The superposition showed what was going on: as I copied successive lines outward from the intersection of the plumb and horizon lines, I was accumulating small sighting errors. The errors were mostly due to sighting angles improperly followed by not judging the contribution of line widths in my thin sketch lines[/commnetary]. When I could sight relative to the ends of the guidelines, I got much more accurate, but would sometimes adjust them back to error because I could sight negative spaces between those outer lines and the improperly drawn inner lines. In other instances, I would compromise the difference by adjusting the angle of the lines so it would hit certain sighted marks, and yet be properly linked to the the inner line positions.

Finally, the faster I worked (which happened as I copied more), the less accurate my lines would be. This meant that I didn’t actually get better as I did more of them, but my accuracy became a function of my energy and patience at the moment.

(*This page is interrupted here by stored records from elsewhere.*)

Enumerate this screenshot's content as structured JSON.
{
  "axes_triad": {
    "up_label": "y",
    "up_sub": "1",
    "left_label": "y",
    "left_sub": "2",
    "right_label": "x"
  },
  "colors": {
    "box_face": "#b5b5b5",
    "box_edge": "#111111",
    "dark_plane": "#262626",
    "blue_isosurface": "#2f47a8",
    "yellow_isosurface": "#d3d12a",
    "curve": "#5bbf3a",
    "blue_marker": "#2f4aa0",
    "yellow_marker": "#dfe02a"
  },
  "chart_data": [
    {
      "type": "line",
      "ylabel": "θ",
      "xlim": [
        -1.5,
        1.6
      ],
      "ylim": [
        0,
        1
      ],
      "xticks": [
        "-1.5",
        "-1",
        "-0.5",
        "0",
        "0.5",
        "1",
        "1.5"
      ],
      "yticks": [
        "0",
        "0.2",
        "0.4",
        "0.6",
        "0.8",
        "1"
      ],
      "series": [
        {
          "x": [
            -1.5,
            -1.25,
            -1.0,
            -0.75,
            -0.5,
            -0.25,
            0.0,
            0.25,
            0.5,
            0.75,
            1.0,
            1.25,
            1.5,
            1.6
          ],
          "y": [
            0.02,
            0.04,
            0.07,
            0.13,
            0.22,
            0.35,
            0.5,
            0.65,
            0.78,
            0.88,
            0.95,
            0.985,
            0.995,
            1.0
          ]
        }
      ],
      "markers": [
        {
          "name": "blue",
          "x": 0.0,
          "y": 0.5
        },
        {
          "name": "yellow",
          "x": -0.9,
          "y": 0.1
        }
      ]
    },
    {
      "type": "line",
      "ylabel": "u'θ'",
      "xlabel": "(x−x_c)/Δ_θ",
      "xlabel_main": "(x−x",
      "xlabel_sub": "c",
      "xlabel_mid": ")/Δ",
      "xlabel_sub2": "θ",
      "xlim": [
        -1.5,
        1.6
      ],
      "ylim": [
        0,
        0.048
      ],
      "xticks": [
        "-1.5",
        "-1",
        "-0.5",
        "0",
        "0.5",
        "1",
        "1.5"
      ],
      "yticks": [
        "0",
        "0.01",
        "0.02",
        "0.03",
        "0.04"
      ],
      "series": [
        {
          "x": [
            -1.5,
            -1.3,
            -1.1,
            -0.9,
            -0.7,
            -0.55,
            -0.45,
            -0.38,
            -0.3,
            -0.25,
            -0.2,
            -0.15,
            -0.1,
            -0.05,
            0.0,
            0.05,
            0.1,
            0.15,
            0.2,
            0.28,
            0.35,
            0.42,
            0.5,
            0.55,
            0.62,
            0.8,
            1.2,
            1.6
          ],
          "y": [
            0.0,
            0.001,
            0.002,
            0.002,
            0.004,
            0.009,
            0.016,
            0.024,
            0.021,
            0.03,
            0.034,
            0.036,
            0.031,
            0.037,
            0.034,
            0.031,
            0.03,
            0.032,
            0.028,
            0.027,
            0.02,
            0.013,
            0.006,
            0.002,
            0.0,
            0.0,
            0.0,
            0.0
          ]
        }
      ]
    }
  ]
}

I don’t know how much I gave up by doing this digitally without proper instruction, but here is what I learned while doing this exercise:

  • Small differences, even a fraction of a line width in error, make a huge difference in the correct look and proportions.
  • Vertical sight sizing is easier for me then horizontal (though this could be related to the subject being mostly horizontal lines crossing the plumb line).
  • The easiest way for me to get the proper shapes near the intersection was for me to sight the shapes cut by each quadrant around the intersection. (My worst errors at the origin are in scale, not shape.)
  • The best way for me to digitally sight-size was to hold my iPad at arms length away and squint. At that point, errors in my copy to “pop” out of at me. However, even if I could see the error, I sometimes didn’t know how to fix it!
  • Errors accumulate outward from any properly sighted point. (Related: improperly sighted points are devastating.)
  • Angles are hard to sight properly and the easiest to compromise on. (Note for the future: consider sighting two points correctly and then drawing the line between them.)

Most importantly, I learned that I need to be much more detail-oriented and much more patient that I had previously thought when seeing and drawing. Accuracy is the reward for both diligence and patience.

Bargue Plate I.1
Drawing Course, Section I, Plate 1

Procreate on iPad Pro 9.7″

Even with my modifications, this exercise had the distinct “unfun feeling” and “impartial critical feedback” that is the hallmark of any deliberate practice. I can see why this method of learning drawing still survives unchanged 150 years later.